International analysts are divided on the nature of Chinese activities. Some argue that these activities are primarily commercial. Others contend that the surge in global economic activity is largely directed and funded by the state as part of a concerted effort to bolster China’s position as a global power and support PRC industrial and foreign policy objectives. A number of U.S. policymakers also have grown concerned about the terms of China’s economic engagements and how PRC overseas lending may create unsustainable debt burdens for some countries. There is also concern that the bulk of China’s lending supports commercial projects that benefit the PRC state firms that often implement them, sometimes to the disadvantage of host-country businesses and workers.

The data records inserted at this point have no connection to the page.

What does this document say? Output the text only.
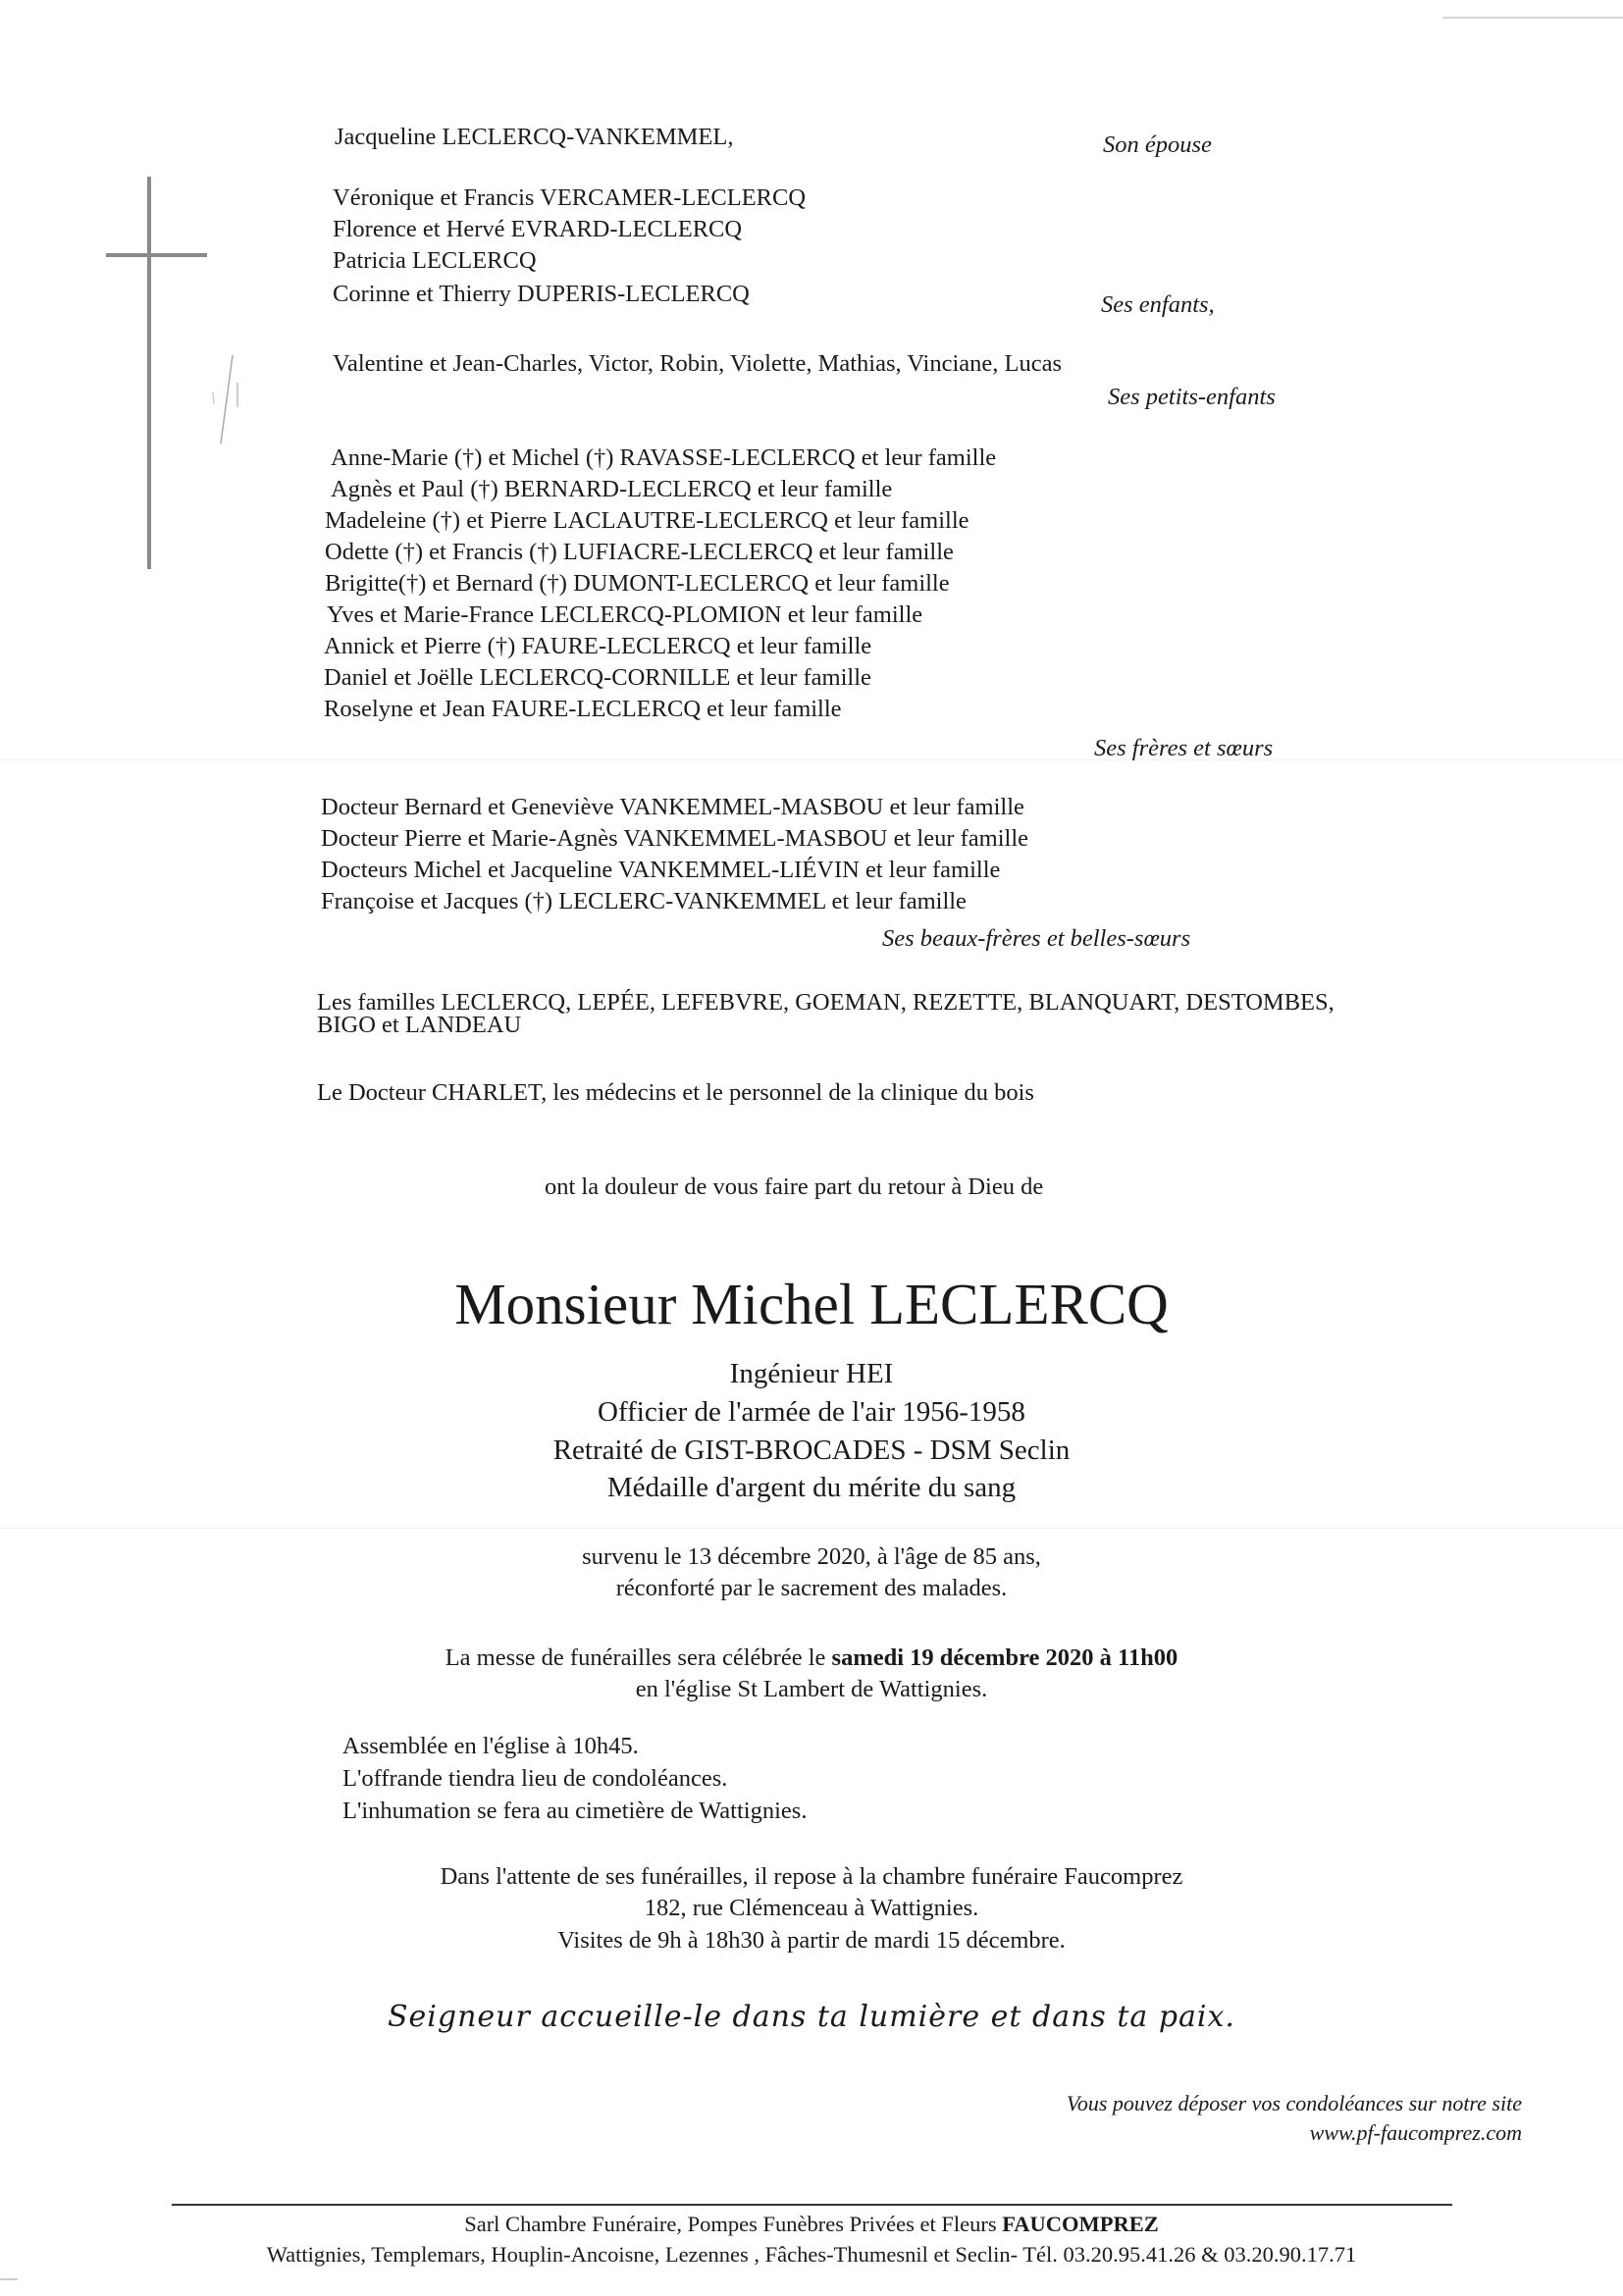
Jacqueline LECLERCQ-VANKEMMEL,	Son épouse
Véronique et Francis VERCAMER-LECLERCQ
Florence et Hervé EVRARD-LECLERCQ
Patricia LECLERCQ
Corinne et Thierry DUPERIS-LECLERCQ	Ses enfants,
Valentine et Jean-Charles, Victor, Robin, Violette, Mathias, Vinciane, Lucas
Ses petits-enfants
Anne-Marie (†) et Michel (†) RAVASSE-LECLERCQ et leur famille
Agnès et Paul (†) BERNARD-LECLERCQ et leur famille
Madeleine (†) et Pierre LACLAUTRE-LECLERCQ et leur famille
Odette (†) et Francis (†) LUFIACRE-LECLERCQ et leur famille
Brigitte(†) et Bernard (†) DUMONT-LECLERCQ et leur famille
Yves et Marie-France LECLERCQ-PLOMION et leur famille
Annick et Pierre (†) FAURE-LECLERCQ et leur famille
Daniel et Joëlle LECLERCQ-CORNILLE et leur famille
Roselyne et Jean FAURE-LECLERCQ et leur famille
Ses frères et sœurs
Docteur Bernard et Geneviève VANKEMMEL-MASBOU et leur famille
Docteur Pierre et Marie-Agnès VANKEMMEL-MASBOU et leur famille
Docteurs Michel et Jacqueline VANKEMMEL-LIÉVIN et leur famille
Françoise et Jacques (†) LECLERC-VANKEMMEL et leur famille
Ses beaux-frères et belles-sœurs
Les familles LECLERCQ, LEPÉE, LEFEBVRE, GOEMAN, REZETTE, BLANQUART, DESTOMBES,
BIGO et LANDEAU
Le Docteur CHARLET, les médecins et le personnel de la clinique du bois
ont la douleur de vous faire part du retour à Dieu de
Monsieur Michel LECLERCQ
Ingénieur HEI
Officier de l'armée de l'air 1956-1958
Retraité de GIST-BROCADES - DSM Seclin
Médaille d'argent du mérite du sang
survenu le 13 décembre 2020, à l'âge de 85 ans,
réconforté par le sacrement des malades.
La messe de funérailles sera célébrée le samedi 19 décembre 2020 à 11h00
en l'église St Lambert de Wattignies.
Assemblée en l'église à 10h45.
L'offrande tiendra lieu de condoléances.
L'inhumation se fera au cimetière de Wattignies.
Dans l'attente de ses funérailles, il repose à la chambre funéraire Faucomprez
182, rue Clémenceau à Wattignies.
Visites de 9h à 18h30 à partir de mardi 15 décembre.
Seigneur accueille-le dans ta lumière et dans ta paix.
Vous pouvez déposer vos condoléances sur notre site
www.pf-faucomprez.com
Sarl Chambre Funéraire, Pompes Funèbres Privées et Fleurs FAUCOMPREZ
Wattignies, Templemars, Houplin-Ancoisne, Lezennes , Fâches-Thumesnil et Seclin- Tél. 03.20.95.41.26 & 03.20.90.17.71
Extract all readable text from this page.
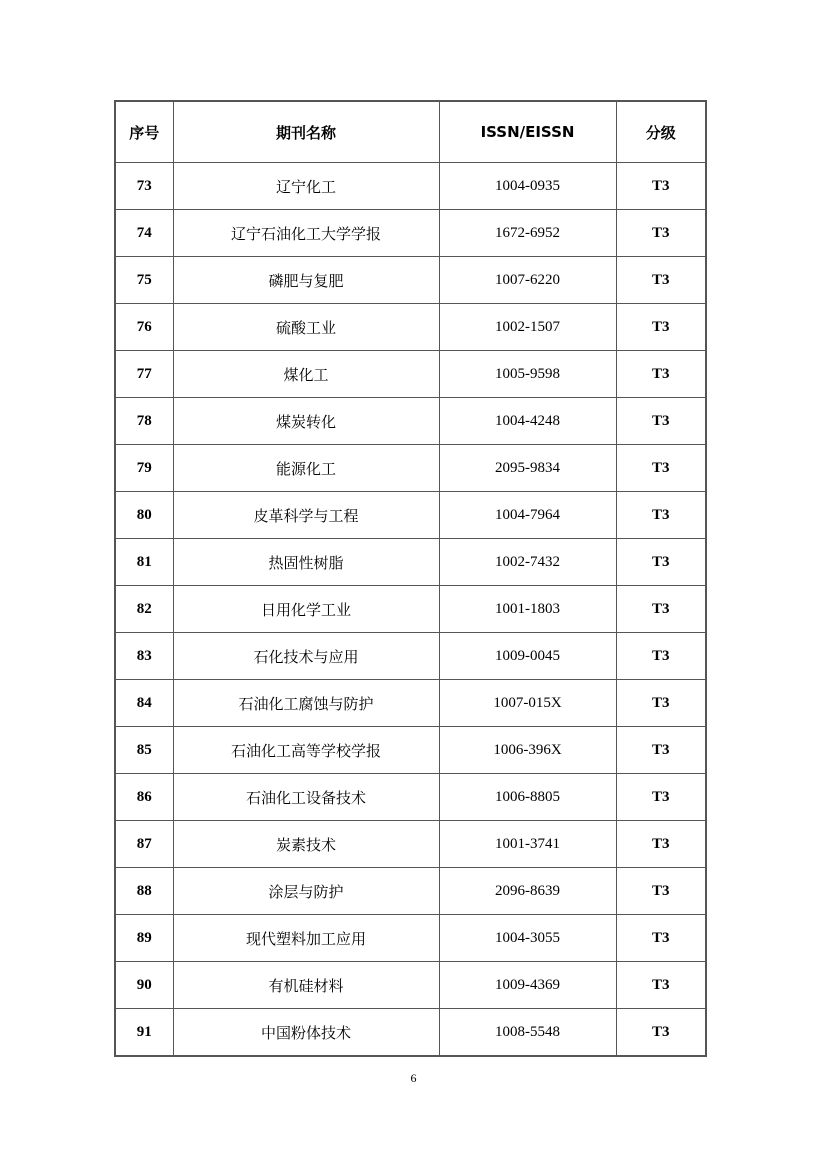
序号	期刊名称	ISSN/EISSN	分级
73	辽宁化工	1004-0935	T3
74	辽宁石油化工大学学报	1672-6952	T3
75	磷肥与复肥	1007-6220	T3
76	硫酸工业	1002-1507	T3
77	煤化工	1005-9598	T3
78	煤炭转化	1004-4248	T3
79	能源化工	2095-9834	T3
80	皮革科学与工程	1004-7964	T3
81	热固性树脂	1002-7432	T3
82	日用化学工业	1001-1803	T3
83	石化技术与应用	1009-0045	T3
84	石油化工腐蚀与防护	1007-015X	T3
85	石油化工高等学校学报	1006-396X	T3
86	石油化工设备技术	1006-8805	T3
87	炭素技术	1001-3741	T3
88	涂层与防护	2096-8639	T3
89	现代塑料加工应用	1004-3055	T3
90	有机硅材料	1009-4369	T3
91	中国粉体技术	1008-5548	T3
6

Data limitations, combined with the number of unknown variables that drive China’s foreign economic policy decisionmaking processes, can affect how Members of Congress perceive and address the challenges that China’s overseas economic activities pose to U.S. and global interests. These limitations and uncertainties also complicate efforts to understand trends and assess the ways in which China’s global economic reach may differ from that of the United States.
Data Limitations
A major challenge when researching global investment is the accuracy, completeness, and timeliness of data and information. While this challenge is not unique to projects involving PRC actors, it is exacerbated by the nature of many Chinese projects and loans, whose terms are not always publicly available or transparent. No comprehensive, standardized, or authoritative data are available on all PRC overseas economic activities—from either the PRC government or international organizations. Numerous think tanks and private research firms have developed datasets to track overseas investment, loans, and grants by PRC-owned firms and institutions using commercial databases, news reports, and official government sources, when available. These datasets often record the value of projects, loans, and grants when commitments or pledges are publicly announced (e.g., at press conferences). However, many of these deals may never be formalized, and if they are, project and loan details may change, and projects may not always come to fruition for various reasons (e.g., changing economic and political conditions, or concerns about sovereignty, debt structure, or environmental impact).